Current Information:

Born & Enlisted-Marylebone

Lancashire Landing Cemetery, Gallipoli

Gallipoli 1915

On 25 April, British, Australian and New Zealand forces landed on the Gallipoli peninsula. The plan was that these forces would soon defeat a demoralised Turkish army, knock Turkey out of the war, open up the Mediterranean to the Russian navy and threaten Austro-Hungary from the south. None of these things were achieved despite nine months of hard fighting in terrible conditions. It was an heroic failure.

By the middle of June 1915, there had been three attempts at Helles to capture the village of Krithia and the heights of Achi Baba beyond it and all three had failed at great cost in human life. Future plans now revolved around fresh divisions arriving from Britain but that was still six weeks off and in the meantime it was a matter of holding the line and through a series of small attacks and raids trying to undermine, often literally, the Turkish positions.

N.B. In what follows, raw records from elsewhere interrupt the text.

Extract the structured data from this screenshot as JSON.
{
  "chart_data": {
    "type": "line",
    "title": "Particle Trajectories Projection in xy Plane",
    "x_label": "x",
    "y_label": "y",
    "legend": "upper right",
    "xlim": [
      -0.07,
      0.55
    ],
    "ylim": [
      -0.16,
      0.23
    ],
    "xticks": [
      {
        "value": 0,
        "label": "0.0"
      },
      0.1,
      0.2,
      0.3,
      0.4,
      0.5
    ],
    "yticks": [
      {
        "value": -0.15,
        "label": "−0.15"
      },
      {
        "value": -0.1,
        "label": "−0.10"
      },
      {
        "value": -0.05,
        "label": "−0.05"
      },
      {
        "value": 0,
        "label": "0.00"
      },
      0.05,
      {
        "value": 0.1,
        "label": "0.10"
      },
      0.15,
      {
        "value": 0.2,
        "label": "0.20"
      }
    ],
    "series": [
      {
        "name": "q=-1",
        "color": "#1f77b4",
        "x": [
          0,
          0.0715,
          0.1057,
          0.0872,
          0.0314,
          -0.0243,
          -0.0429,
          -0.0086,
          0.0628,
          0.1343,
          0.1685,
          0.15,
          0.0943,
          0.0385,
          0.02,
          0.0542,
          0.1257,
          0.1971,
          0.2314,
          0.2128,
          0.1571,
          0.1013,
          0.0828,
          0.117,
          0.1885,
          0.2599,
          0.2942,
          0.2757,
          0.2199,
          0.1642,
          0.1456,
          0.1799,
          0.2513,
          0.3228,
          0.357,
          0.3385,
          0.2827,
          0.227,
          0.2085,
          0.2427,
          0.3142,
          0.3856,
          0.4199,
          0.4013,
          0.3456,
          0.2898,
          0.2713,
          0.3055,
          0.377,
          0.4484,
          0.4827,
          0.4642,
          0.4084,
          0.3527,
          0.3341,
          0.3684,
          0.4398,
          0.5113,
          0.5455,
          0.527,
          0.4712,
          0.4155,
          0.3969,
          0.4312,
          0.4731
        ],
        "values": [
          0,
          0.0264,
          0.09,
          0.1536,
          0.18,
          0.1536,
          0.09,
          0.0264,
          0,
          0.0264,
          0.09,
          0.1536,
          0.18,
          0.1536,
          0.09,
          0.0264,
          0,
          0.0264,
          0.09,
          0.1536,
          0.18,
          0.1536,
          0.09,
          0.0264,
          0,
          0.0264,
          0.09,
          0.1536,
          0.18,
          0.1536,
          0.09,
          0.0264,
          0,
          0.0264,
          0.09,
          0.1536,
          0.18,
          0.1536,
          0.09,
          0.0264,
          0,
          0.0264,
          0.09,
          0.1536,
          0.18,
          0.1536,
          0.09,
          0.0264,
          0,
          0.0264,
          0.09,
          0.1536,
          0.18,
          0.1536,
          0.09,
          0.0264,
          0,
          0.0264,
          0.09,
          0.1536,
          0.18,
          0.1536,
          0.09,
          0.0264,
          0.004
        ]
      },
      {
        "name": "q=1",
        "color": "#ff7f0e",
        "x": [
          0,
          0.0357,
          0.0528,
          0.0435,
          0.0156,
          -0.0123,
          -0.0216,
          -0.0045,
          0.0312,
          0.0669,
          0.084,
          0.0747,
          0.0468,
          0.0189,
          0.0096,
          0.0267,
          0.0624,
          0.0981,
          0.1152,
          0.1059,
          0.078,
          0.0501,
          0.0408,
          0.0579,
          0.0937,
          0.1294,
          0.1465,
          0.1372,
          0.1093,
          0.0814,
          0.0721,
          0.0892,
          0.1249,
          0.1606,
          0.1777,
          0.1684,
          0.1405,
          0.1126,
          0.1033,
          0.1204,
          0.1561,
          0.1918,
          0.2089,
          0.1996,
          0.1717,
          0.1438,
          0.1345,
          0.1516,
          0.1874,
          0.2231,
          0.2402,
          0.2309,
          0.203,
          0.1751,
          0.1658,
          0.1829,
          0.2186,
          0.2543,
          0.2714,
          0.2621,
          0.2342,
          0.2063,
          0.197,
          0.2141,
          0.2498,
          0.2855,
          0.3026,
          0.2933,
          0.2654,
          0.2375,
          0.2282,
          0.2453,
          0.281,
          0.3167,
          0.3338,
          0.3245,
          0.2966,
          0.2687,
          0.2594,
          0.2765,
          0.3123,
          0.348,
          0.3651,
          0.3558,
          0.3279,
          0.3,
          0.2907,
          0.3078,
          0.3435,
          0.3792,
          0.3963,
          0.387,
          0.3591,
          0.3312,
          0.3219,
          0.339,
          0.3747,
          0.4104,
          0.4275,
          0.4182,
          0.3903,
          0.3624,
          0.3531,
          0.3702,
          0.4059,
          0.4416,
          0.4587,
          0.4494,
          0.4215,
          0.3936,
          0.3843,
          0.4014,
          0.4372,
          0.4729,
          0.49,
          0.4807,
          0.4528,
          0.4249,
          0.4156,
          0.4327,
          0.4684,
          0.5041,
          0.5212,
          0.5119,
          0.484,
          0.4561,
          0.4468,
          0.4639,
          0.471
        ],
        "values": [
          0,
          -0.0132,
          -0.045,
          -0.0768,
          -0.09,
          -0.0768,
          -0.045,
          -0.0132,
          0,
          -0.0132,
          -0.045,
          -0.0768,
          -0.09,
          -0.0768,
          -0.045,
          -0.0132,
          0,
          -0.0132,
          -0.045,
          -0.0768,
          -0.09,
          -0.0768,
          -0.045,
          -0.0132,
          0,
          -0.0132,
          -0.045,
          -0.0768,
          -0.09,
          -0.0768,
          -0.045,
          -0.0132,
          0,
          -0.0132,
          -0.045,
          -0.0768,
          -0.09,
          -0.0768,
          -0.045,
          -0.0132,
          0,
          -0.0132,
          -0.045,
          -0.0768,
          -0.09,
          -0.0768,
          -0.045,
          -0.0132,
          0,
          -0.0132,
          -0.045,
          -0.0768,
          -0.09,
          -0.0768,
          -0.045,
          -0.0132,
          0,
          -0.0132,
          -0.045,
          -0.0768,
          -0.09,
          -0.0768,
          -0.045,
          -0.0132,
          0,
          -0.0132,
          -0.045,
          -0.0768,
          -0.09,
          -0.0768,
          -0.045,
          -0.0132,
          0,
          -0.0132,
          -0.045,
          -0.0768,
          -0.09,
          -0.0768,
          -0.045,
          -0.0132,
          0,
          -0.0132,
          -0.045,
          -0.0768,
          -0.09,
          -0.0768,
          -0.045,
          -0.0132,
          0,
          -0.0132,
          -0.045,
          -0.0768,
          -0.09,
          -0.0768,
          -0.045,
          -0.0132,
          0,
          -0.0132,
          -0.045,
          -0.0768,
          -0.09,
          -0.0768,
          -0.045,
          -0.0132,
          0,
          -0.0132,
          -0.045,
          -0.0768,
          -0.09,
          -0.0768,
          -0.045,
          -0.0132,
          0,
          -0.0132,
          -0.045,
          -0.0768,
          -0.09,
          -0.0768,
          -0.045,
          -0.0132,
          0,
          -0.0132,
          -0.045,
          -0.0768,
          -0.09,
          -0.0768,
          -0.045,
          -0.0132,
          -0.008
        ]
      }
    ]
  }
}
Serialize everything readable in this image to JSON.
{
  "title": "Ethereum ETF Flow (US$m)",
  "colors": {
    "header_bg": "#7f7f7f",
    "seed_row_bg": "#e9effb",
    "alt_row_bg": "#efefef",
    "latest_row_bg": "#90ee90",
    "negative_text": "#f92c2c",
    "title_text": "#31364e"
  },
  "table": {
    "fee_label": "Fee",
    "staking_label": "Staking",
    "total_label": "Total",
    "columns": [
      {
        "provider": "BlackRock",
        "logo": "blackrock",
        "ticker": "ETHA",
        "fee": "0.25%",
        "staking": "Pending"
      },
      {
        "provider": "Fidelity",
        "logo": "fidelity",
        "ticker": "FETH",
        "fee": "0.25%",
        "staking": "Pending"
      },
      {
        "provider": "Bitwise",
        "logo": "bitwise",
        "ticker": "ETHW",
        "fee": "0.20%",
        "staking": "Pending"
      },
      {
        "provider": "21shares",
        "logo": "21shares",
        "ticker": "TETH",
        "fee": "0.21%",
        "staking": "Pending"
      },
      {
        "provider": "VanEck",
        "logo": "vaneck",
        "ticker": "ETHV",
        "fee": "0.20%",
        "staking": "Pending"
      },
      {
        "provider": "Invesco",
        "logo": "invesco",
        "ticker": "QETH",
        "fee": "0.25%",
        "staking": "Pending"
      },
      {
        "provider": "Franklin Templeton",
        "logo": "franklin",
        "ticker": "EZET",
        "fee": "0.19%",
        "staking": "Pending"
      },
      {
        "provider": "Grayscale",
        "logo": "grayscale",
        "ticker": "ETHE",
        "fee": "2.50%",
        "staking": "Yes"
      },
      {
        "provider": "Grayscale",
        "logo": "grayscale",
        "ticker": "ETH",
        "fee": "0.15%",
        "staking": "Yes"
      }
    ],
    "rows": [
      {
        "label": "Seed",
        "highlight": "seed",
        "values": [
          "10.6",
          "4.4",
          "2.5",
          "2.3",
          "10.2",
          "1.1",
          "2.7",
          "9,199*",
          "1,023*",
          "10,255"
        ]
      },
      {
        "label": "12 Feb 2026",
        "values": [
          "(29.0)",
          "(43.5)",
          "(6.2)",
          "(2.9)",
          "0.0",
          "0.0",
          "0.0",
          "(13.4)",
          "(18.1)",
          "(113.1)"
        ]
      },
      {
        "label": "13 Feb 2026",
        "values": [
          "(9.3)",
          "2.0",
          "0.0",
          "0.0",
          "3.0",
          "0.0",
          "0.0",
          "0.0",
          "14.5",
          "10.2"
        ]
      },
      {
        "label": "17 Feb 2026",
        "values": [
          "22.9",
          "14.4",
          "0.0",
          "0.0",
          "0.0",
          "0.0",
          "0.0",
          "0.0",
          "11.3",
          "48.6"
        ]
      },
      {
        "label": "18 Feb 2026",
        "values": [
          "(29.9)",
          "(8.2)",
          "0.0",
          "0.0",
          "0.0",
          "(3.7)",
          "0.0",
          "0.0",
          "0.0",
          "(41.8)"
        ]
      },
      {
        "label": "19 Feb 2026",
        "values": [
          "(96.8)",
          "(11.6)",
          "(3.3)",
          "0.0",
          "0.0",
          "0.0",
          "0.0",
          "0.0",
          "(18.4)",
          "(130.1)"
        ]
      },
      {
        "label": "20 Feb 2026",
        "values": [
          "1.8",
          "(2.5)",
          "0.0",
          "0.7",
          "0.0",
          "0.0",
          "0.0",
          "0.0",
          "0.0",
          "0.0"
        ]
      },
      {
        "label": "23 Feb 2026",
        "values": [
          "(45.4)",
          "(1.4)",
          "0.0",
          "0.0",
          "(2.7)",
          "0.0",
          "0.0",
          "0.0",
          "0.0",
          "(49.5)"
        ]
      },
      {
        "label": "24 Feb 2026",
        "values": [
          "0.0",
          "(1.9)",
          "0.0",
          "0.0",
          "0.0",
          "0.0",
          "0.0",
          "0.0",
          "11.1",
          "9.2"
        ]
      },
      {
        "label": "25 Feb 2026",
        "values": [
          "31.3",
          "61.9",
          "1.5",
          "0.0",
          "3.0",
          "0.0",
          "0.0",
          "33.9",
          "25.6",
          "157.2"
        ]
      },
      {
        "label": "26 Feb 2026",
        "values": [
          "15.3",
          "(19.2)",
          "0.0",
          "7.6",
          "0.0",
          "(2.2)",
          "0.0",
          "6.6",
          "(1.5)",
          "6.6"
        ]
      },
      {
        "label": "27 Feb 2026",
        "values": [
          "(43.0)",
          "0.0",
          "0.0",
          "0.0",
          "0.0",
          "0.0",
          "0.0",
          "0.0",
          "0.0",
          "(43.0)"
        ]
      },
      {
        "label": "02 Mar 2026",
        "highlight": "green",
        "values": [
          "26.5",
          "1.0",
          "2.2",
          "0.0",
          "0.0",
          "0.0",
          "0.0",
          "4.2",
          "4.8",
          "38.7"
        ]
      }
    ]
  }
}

147 Brigade, Royal Field Artillery were attached to 29th Division which landed at Gallipoli on 25th April, 1915. Whilst in action they had been hampered by two important factors. First was the acute shortage of shells which meant that their support for infantry attacks and counter battery activity were sorely limited. But even if there had been plenty of ammunition it may not have made a great difference because the positions held by the Turks were largely unknown. Nevertheless they fired away whilst at the same time being vulnerable themselves to the enemy artillery and snipers. James Urry died of wounds on 17th June, 1915, but as yet there is no information as to when and where he was wounded.